The centre embraces a more robust line of activities; “that have greater capacity for engendering the appropriate values of investigative journalism in the Nigerian media environment”.
While it would be a magnificent achievement to secure funding from the Bill Gates Foundation for a Zimbabwean investigative journalism training programme or institution, an even more noble accomplishment would be to secure such funding from our own wealthy Zimbabwean compatriots and entrepreneurs.
I believe there exist some among their ranks who would be only too happy to support such initiatives, while ploughing some of their vast fortunes back into society through a programme that seeks to reinforce professional investigative journalism on the Zimbabwean media landscape.
I have in mind here, first and foremost the name of our own London-based billionaire business entrepreneur, Strive Masiyiwa of the Econet fame.
Other names, in no particular order of net worth or other priority, would include those of businessman and philanthropist, Shingirai Mutasa (Masawara) of Joina City fame, politician and business mogul, Phillip Chiyangwa, tycoon Nick van Hoogstraten, Kudakwashe Regimond Tagwirei, founder and CEO of the Sakunda Holdings Group as well as Phillip “Sahwira Mukuru” Mataranyika of the Nyaradzo Funeral Group.

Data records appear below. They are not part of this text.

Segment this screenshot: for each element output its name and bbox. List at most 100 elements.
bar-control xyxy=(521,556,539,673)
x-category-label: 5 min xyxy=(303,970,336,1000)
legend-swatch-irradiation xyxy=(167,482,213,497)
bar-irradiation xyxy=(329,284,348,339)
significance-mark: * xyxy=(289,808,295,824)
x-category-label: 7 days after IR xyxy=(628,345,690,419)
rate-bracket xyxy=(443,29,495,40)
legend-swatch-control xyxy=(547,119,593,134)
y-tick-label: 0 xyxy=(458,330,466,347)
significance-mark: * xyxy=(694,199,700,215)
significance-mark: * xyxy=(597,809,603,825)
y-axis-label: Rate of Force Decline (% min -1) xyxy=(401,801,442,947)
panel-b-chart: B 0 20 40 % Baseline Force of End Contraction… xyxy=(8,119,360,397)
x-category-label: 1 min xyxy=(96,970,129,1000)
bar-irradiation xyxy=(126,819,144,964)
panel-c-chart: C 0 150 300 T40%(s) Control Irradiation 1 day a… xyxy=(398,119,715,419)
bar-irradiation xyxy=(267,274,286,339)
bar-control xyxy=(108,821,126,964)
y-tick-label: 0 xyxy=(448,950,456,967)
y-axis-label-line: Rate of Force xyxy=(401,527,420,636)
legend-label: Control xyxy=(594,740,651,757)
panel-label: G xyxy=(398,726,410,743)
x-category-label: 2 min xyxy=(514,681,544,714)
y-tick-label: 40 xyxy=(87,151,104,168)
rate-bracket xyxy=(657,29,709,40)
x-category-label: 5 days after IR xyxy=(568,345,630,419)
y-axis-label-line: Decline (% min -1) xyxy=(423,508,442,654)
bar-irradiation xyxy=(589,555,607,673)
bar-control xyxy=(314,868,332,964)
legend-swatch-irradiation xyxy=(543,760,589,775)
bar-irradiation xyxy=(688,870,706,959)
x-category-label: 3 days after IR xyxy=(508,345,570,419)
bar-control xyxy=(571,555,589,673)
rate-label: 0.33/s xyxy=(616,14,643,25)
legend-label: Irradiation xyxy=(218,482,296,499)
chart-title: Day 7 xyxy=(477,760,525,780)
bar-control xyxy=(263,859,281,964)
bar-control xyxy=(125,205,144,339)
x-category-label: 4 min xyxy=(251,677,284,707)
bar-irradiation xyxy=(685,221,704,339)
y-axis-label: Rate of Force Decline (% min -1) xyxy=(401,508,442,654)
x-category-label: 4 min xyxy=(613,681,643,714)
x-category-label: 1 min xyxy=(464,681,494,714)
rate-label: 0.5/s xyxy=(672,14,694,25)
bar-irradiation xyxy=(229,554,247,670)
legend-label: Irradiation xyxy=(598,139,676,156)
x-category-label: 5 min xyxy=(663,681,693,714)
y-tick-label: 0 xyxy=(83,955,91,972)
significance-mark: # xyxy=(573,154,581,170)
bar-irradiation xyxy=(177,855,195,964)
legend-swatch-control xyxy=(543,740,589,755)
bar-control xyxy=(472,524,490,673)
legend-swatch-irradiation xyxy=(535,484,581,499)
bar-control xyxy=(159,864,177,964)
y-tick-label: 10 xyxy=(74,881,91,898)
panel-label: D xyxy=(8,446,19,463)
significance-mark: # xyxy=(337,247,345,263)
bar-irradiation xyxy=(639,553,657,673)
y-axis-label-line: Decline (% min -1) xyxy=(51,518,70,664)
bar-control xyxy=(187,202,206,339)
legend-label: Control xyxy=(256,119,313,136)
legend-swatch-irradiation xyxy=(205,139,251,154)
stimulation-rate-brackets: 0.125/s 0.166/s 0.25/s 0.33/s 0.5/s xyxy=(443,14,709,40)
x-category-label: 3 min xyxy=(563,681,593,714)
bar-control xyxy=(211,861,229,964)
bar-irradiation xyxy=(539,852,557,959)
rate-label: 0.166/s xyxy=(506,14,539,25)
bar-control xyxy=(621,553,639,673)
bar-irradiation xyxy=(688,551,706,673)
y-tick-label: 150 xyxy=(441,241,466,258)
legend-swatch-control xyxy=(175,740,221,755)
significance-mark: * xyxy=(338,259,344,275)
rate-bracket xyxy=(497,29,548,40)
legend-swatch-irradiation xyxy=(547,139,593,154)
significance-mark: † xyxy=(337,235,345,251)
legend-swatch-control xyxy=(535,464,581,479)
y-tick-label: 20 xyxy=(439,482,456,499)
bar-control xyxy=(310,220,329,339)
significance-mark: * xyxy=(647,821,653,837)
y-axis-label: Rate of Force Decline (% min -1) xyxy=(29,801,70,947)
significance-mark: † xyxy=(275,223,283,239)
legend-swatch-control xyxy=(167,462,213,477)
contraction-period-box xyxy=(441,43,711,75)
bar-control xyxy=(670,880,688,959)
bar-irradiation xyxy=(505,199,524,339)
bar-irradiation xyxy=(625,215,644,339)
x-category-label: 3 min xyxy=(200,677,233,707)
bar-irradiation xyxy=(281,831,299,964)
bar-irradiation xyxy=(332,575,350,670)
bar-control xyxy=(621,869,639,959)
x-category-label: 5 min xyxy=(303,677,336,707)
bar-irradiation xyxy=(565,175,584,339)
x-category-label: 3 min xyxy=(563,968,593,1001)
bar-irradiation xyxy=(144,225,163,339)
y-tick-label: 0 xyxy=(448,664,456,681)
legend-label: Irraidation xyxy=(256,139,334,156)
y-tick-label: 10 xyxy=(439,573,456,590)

The list would not be complete without inclusion of politician, businessman and farmer, Obert Mpofu, Zed Koudounaris and Michel Fowler both of Simbisa Brands, the Chicken Inn people, who own a large number of other brands; Tawanda Mutyabere of Chicken Slice; the nation’s wealthiest female entrepreneur, Divine Ndlukula (Securico), Muller Conrad “Billy” Rautenbach, the majority partner in the Green Fuel biofuel project in Zimbabwe; Reserve Bank Governor, Dr John Mangudya, Ophthalmologist, Dr Solomon Guramatunhu, the Sam Levy family of Sam Levy Village reputation and Ken Sharpe, founder and CEO of the West Property Group.
The begging bowl would, of absolute necessity, have to be extended to the spiritual world, where philanthropists of repute have emerged.
They include Archbishop Ezekiel Handinawangu Guti of ZAOGA, prophets Emmanuel Makandiwa and Walter Magaya and, of course, the new kid on the block, Passion Java.
The list is in fact, inexhaustible.
- Geoffrey Nyarota is the winner of the Golden Pen of Freedom, (World Association of Newspapers, 2002), The Guillermo Cano Press Freedom Award, (Unesco, 2002) the Percy Qoboza Foreign Journalist Award, (National Association of Black Journalists, Atlanta, 1990 and 2003) and five other international journalism awards.)